Currently there are around 1,100 bridges in Michigan that are currently rated in poor condition. Part of the issues? Salt water seeping into the bridges through cracks and corroding the steel enforcement.
That is where carbon fiber steps in. The material does not corrode under the same weather conditions.
Got a cool Getting Around Metro Detroit story for you this morning! @LawrenceTechU teaming up with @MichiganDOT to start using carbon fiber while building bridges! I'll explain the benefits in detail at 6:40 a.m. on @wxyzdetroit pic.twitter.com/m6J2d6CQDB— Ali Hoxie (@ali_hoxie) October 14, 2020
“Our job is to try to find the alternative for the steal bars and come up with good material that will last 100 years,” said Dean College of Engineering Nabil Grace.

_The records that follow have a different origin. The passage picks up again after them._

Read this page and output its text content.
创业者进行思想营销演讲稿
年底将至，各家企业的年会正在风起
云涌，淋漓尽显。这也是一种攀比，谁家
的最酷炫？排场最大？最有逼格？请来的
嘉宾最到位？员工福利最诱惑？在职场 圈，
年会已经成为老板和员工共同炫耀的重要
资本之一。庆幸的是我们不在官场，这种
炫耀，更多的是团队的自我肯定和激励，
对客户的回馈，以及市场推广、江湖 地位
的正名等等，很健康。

Grace has been working on studying this material since the 1990s. Just recently, it received national recognition, receiving the American Association of State Highway Transportation Sweet 16 top projects of 2020.
So far, carbon fiber has been used in 13 different bridges in Michigan. There are plans to build two more carbon fiber bridges in the future, both on bridges a part of the I-94 Modernization project.

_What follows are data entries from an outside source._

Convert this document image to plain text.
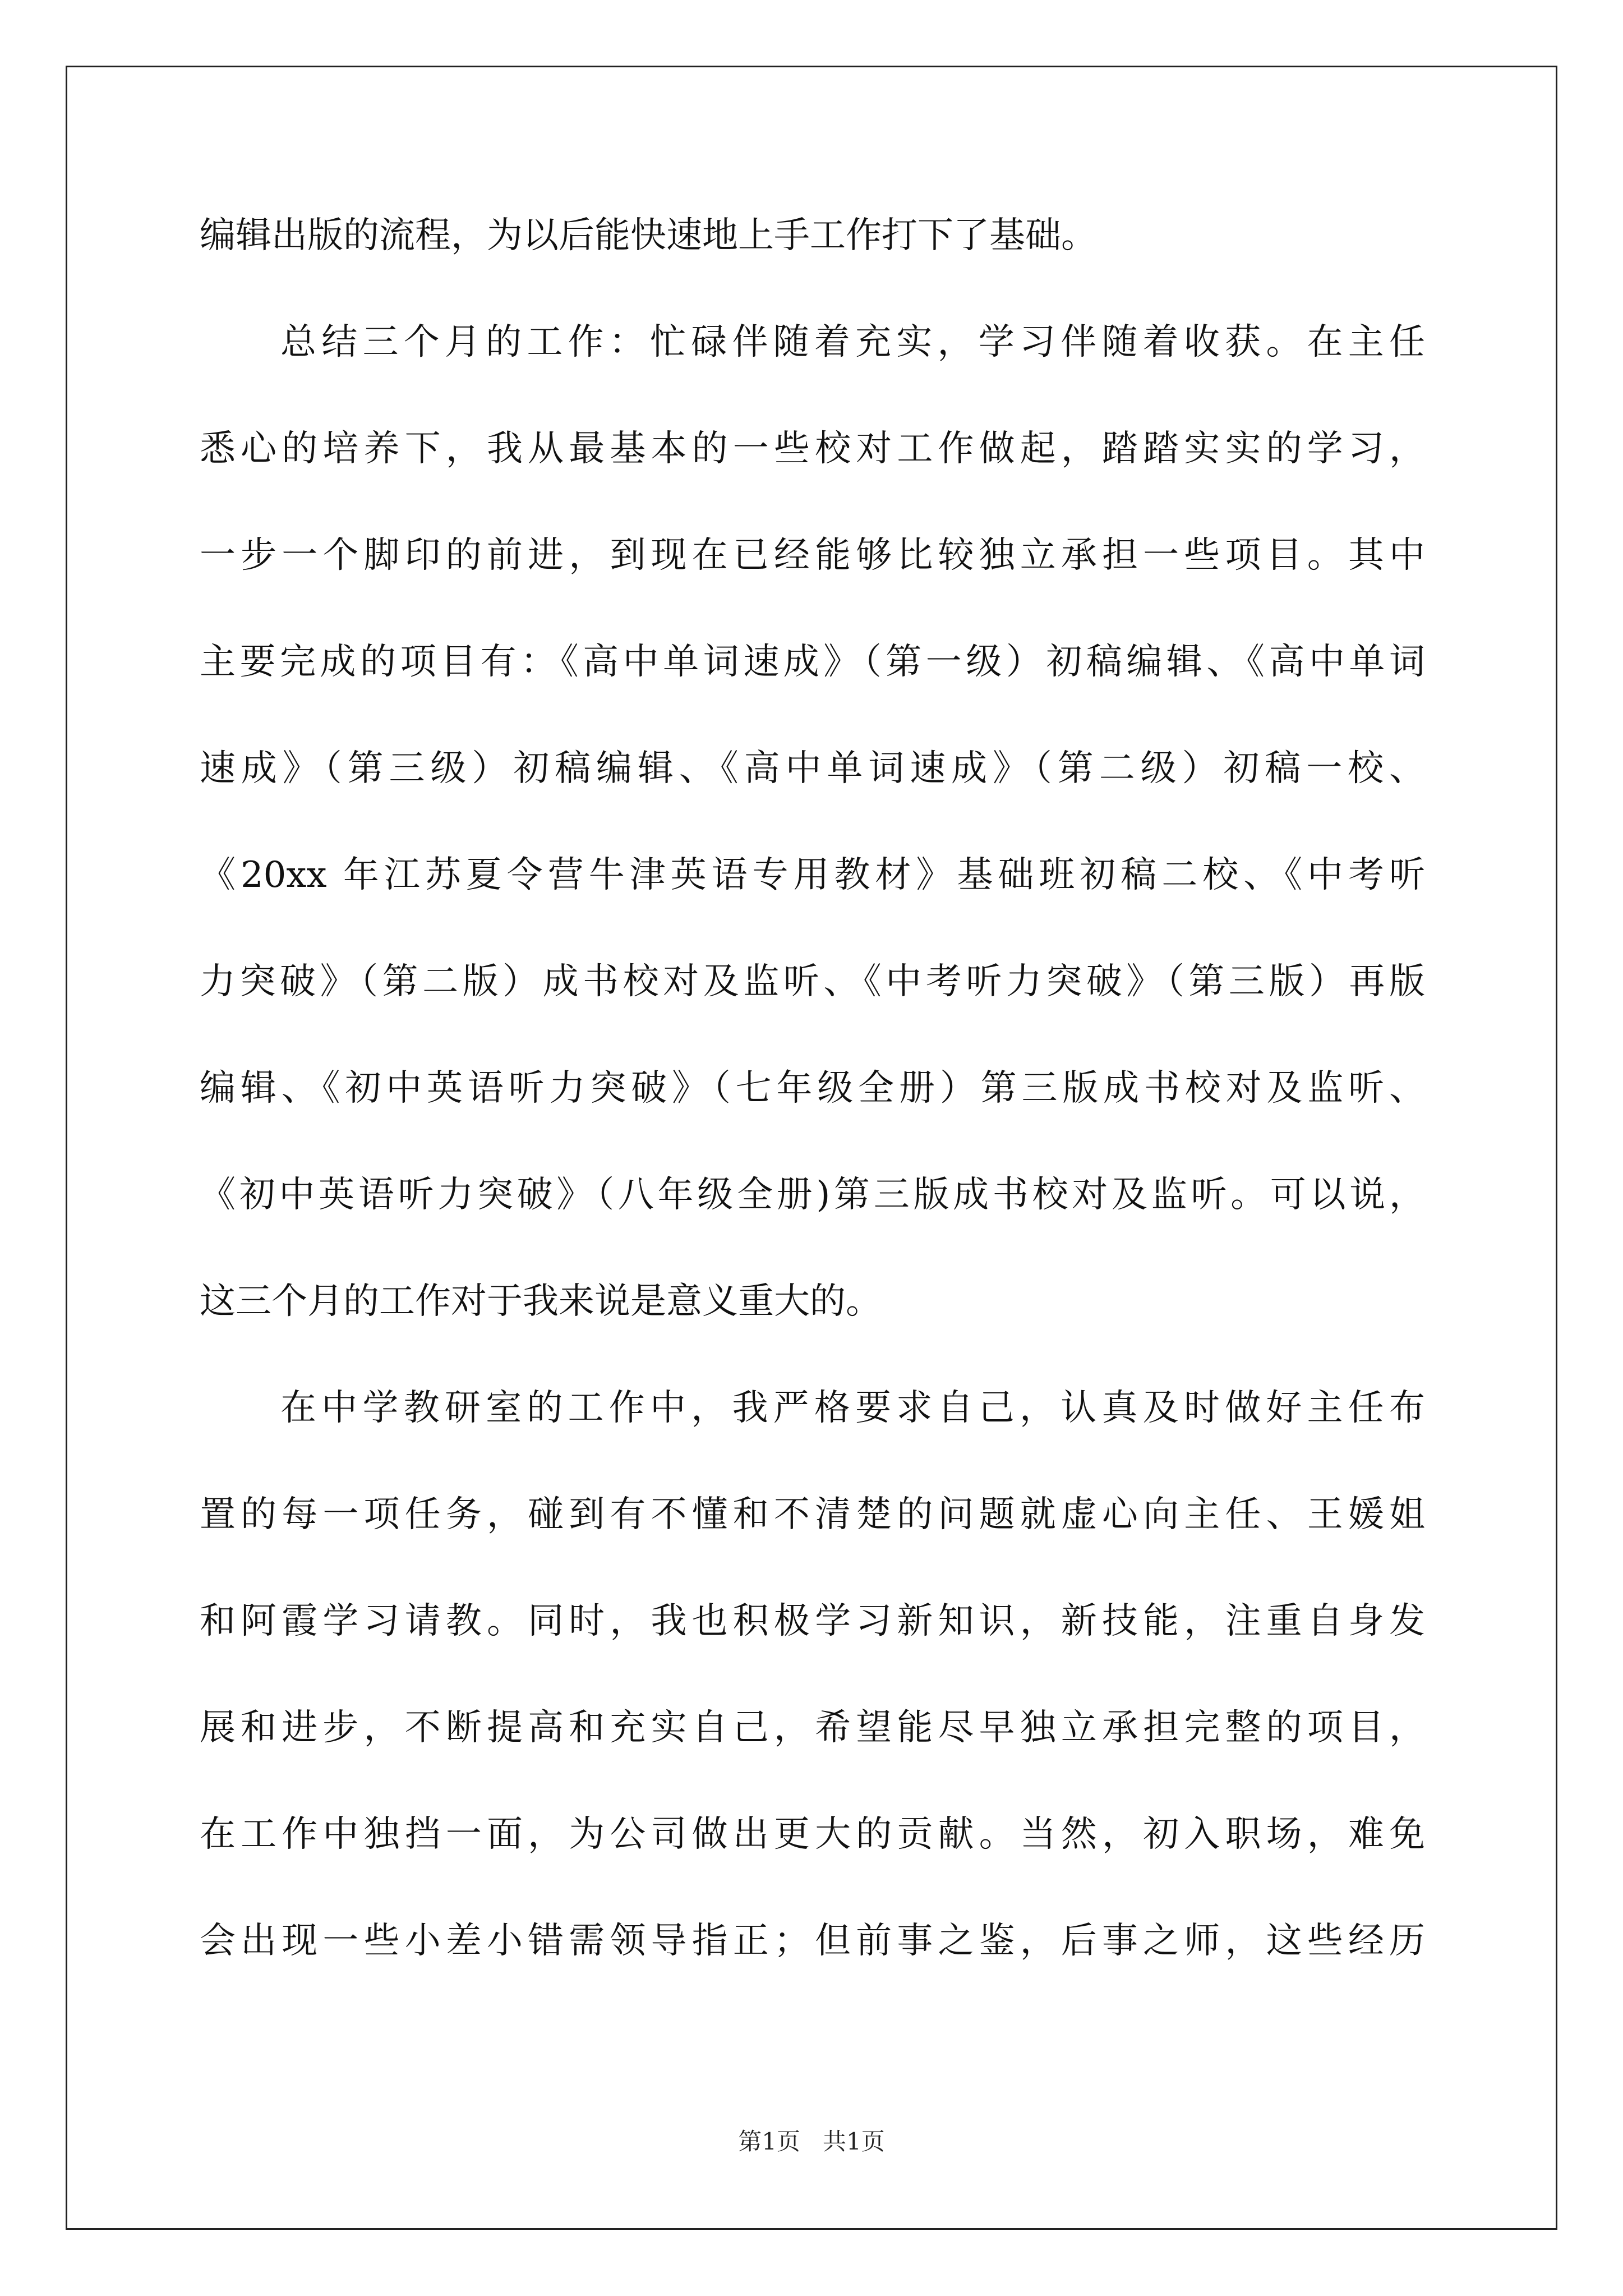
编辑出版的流程，为以后能快速地上手工作打下了基础。
总结三个月的工作：忙碌伴随着充实，学习伴随着收获。在主任
悉心的培养下，我从最基本的一些校对工作做起，踏踏实实的学习，
一步一个脚印的前进，到现在已经能够比较独立承担一些项目。其中
主要完成的项目有：《高中单词速成》（第一级）初稿编辑、《高中单词
速成》（第三级）初稿编辑、《高中单词速成》（第二级）初稿一校、
《20xx 年江苏夏令营牛津英语专用教材》基础班初稿二校、《中考听
力突破》（第二版）成书校对及监听、《中考听力突破》（第三版）再版
编辑、《初中英语听力突破》（七年级全册）第三版成书校对及监听、
《初中英语听力突破》（八年级全册)第三版成书校对及监听。可以说，
这三个月的工作对于我来说是意义重大的。
在中学教研室的工作中，我严格要求自己，认真及时做好主任布
置的每一项任务，碰到有不懂和不清楚的问题就虚心向主任、王媛姐
和阿霞学习请教。同时，我也积极学习新知识，新技能，注重自身发
展和进步，不断提高和充实自己，希望能尽早独立承担完整的项目，
在工作中独挡一面，为公司做出更大的贡献。当然，初入职场，难免
会出现一些小差小错需领导指正；但前事之鉴，后事之师，这些经历
第1页 共1页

Chief Bridge Engineer for MDOT Matt Chynoweth says carbon fiber comes with a highway price tag higher than steel but lasts longer.
“The materials are more expensive up front obviously when you are dealing with a new material that doesn’t have the market saturation that a tradition material does, you are going to pay a premium for it which we are, however if you don’t have to work on the bridge for 25, 35 or even 50 years, the next generation is going to realize those savings,” said Chynoweth.